O futuro em jogo

‘Não há beco para os que estão no poder’

Entrevista com Wanderley Guilherme dos Santos

Wanderley Guilherme dos Santos
Wanderley Guilherme dos Santos Arquivo pessoal

Aos 80 anos, o pesquisador sênior Wanderley Guilherme dos Santos, do Instituto de Estudos Sociais e Políticos (Iesp) da Universidade do Estado do Rio de Janeiro, rendeu-se à internet. Uma das principais referências da ciência política brasileira, ele criou há poucos meses o blog Segunda Opinião, no qual escreve regularmente sobre a complexa conjuntura política. “É gostoso, mas também bate certa ansiedade. As coisas vão acontecendo, você escreve um artigo e, no dia seguinte, já acha que está obsoleto”, comenta ele, que fará conferência na UFMG, no início do próximo semestre, sobre a democracia no Brasil contemporâneo.

Um de seus últimos posts serviu de mote para esta entrevista ao BOLETIM, na qual o cientista político fala sobre o “beco” em que teria se metido a política nacional com o afastamento da presidente Dilma Rousseff e a ascensão de um governo provisório. “Essa perspectiva de buscar uma saída é de apenas uma parte da população, do eleitorado e dos políticos brasileiros. Não existe beco para o grupo que está no poder, para a maioria no Congresso, para a maior parte dos órgãos de imprensa e para as associações empresariais. Esses segmentos consideram que o Brasil está instalado em uma normalidade constitucional”, analisa o professor. Confira trechos da entrevista.

A respeito da atual crise político-institucional e dos seus desdobramentos até o momento, o senhor afirma, no texto Saída ou beco constitucional, publicado em seu blog, que está seguro “de que não há solução constitucionalmente imaculada para tamanho desarranjo político” e que a “crise de usurpação só terá fim quando inventarem uma interpretação jeitosa que, embora nua, cubra a ilegalidade do acordo”. Poderia aprofundar essa reflexão?

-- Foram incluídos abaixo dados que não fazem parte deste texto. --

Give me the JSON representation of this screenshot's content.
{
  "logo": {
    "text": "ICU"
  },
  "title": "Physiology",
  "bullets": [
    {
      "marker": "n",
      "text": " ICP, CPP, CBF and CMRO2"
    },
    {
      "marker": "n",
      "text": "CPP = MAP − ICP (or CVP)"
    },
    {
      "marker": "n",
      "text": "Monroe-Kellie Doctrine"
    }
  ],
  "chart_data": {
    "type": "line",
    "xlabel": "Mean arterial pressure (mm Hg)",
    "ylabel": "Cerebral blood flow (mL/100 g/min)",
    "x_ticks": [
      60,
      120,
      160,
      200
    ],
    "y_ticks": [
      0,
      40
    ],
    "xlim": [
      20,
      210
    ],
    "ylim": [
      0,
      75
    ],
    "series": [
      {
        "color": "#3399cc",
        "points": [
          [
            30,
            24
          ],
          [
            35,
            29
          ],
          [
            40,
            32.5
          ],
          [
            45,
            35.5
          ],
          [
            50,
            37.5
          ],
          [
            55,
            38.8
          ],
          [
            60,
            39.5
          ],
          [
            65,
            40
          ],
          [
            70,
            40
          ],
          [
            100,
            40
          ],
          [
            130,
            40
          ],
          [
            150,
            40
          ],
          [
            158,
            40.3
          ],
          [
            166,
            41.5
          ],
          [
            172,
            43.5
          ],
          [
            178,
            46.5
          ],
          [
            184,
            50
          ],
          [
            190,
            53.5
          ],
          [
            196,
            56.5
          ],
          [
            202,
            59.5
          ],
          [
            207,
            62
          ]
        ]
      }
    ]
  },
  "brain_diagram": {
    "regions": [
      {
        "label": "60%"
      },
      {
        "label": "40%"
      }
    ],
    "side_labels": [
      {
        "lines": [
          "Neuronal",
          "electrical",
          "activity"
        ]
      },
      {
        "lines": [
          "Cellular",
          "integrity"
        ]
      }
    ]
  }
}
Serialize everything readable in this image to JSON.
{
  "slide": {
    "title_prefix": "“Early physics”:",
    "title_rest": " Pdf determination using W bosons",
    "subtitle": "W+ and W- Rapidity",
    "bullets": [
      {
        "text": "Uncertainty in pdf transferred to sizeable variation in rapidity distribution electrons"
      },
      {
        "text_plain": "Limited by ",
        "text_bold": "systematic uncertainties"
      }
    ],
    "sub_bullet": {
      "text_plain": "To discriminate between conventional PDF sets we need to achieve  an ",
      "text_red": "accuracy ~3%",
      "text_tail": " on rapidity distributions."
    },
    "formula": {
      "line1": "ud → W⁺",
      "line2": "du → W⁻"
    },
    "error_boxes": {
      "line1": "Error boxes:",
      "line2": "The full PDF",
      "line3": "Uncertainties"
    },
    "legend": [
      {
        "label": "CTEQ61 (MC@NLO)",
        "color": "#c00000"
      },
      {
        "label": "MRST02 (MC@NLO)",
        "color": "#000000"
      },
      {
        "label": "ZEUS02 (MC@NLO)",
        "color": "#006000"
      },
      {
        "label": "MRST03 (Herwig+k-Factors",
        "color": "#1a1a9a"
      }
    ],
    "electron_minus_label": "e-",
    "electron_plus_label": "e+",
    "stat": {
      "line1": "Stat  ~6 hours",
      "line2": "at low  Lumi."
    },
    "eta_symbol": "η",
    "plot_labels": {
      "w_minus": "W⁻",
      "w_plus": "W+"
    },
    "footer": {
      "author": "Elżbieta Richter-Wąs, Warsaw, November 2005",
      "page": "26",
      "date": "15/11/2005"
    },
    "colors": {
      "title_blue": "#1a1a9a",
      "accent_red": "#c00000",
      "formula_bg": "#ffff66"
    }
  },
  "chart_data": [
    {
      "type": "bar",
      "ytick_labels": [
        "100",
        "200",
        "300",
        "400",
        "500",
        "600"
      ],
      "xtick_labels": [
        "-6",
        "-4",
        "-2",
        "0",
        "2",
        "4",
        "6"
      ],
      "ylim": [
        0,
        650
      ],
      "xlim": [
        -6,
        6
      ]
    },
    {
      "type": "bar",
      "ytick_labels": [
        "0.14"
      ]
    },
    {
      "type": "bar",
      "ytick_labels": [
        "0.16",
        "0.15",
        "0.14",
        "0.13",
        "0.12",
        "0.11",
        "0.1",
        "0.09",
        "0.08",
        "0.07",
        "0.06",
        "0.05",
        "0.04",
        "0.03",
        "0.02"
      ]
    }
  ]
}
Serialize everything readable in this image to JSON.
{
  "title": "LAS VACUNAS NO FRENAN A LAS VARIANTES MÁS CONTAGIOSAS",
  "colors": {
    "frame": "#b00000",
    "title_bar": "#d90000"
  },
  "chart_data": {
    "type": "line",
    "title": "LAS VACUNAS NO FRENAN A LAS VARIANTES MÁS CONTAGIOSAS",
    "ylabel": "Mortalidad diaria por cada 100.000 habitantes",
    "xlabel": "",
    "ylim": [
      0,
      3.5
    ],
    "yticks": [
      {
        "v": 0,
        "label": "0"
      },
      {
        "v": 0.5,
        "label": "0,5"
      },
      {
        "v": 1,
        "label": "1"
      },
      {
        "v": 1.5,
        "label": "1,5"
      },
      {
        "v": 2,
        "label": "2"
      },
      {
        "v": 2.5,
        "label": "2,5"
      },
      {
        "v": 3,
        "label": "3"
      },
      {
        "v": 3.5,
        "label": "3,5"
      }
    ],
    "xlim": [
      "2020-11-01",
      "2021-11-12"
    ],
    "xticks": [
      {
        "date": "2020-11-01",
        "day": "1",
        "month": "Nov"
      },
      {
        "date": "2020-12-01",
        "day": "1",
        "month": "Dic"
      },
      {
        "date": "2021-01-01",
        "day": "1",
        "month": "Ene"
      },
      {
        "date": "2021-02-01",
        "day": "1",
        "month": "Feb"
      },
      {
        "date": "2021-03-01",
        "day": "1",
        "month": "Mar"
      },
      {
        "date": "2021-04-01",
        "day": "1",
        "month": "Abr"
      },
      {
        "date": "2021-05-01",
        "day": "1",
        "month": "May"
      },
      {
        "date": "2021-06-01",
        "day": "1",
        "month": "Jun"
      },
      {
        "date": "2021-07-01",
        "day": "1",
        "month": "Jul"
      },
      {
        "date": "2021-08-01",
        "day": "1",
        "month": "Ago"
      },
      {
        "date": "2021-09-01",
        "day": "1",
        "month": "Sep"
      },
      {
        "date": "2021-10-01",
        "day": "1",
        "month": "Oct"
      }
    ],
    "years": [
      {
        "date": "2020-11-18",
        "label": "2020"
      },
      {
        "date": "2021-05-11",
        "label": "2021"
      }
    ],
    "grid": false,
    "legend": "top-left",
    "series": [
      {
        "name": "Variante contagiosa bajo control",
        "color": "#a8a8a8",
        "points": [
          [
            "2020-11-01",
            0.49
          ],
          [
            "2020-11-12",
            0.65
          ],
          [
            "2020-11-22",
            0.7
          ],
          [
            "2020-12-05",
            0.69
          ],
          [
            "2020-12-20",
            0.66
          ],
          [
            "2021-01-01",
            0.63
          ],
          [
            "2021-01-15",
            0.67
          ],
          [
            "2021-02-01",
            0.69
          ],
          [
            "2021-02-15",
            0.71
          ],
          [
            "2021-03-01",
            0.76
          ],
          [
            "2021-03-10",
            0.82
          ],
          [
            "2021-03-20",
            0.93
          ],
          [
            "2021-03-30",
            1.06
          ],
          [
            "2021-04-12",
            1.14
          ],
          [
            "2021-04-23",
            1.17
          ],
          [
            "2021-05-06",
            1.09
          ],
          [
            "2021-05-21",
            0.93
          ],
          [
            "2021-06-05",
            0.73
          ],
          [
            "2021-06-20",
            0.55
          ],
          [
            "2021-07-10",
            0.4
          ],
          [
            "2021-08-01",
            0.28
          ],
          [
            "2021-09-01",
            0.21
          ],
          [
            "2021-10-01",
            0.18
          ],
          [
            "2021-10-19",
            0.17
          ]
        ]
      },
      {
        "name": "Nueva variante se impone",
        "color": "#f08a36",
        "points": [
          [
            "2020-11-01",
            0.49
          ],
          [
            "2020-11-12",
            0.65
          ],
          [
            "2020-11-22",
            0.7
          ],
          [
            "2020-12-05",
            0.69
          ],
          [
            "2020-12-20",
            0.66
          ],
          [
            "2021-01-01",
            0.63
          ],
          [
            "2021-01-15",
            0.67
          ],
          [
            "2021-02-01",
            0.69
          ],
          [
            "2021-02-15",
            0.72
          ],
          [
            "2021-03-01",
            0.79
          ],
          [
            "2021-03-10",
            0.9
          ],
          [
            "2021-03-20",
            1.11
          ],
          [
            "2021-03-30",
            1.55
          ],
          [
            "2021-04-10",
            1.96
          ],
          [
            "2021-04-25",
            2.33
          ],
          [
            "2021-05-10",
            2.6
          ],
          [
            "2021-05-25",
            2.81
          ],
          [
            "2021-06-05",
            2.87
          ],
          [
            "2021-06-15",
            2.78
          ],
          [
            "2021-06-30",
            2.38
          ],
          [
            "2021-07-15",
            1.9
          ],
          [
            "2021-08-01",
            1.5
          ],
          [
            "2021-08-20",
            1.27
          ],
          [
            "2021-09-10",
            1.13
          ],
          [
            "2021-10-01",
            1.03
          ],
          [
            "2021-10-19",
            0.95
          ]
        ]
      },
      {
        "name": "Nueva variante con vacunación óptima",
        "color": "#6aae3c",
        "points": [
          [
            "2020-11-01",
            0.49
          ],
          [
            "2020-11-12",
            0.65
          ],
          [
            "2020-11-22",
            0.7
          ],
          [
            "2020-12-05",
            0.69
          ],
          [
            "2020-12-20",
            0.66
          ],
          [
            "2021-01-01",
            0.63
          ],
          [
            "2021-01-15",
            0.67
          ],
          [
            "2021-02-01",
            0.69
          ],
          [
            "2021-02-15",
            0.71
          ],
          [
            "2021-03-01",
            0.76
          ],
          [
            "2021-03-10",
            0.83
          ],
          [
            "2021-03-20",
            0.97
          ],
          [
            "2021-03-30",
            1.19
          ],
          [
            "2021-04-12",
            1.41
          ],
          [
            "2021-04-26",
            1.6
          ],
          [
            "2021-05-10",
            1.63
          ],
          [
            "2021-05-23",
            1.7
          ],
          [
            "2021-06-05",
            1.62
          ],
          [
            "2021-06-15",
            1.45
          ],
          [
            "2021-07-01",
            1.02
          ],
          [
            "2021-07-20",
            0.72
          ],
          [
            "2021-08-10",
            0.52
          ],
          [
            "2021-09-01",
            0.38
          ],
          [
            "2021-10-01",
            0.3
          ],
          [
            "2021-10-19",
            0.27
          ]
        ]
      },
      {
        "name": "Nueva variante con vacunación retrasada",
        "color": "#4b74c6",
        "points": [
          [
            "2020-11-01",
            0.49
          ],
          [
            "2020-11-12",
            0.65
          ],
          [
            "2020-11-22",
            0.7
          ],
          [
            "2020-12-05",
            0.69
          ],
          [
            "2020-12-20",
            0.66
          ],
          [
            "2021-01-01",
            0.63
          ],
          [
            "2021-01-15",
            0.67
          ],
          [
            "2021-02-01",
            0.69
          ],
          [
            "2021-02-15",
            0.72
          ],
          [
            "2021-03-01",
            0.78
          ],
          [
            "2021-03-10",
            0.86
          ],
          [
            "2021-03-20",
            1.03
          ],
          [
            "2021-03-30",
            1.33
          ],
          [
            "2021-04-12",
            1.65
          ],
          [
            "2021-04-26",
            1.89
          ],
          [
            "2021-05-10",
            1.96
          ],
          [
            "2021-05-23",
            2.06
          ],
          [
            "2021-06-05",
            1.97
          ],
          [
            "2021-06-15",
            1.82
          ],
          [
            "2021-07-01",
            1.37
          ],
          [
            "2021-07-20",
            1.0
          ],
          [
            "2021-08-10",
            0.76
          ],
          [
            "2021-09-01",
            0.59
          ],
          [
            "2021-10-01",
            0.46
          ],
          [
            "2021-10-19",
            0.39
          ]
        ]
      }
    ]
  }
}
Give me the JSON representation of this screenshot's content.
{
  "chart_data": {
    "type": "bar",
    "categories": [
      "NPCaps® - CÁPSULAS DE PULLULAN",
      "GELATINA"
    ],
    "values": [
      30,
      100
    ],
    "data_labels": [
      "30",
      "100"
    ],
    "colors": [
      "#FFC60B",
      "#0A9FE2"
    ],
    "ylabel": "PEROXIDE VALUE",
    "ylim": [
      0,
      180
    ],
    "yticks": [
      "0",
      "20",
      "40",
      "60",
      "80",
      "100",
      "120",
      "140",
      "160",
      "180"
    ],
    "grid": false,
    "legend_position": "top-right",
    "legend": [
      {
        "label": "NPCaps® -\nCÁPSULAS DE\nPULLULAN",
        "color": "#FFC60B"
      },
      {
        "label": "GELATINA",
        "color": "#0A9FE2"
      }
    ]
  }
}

Quando escrevi esse texto, tinha em mente as propostas surgidas na blogosfera,  como o plebiscito e novas eleições. O problema é que elas não cabem na Constituição. A adoção de qualquer uma exigiria a interpretação elástica de algum parágrafo constitucional. Só há três saídas para o desenlace da atual situação: 1) a renúncia do governo interino antes que o mandato complete dois anos (nesse caso, o Supremo Tribunal Federal convocaria novas eleições); 2) o -governo renunciaria depois de dois anos, e o legislativo indicaria um presidente-tampão para completar o mandato; 3) a situação -caminharia com os conflitos abertos, com maior ou menor intensidade. Iria aos trancos e barrancos até as próximas eleições. 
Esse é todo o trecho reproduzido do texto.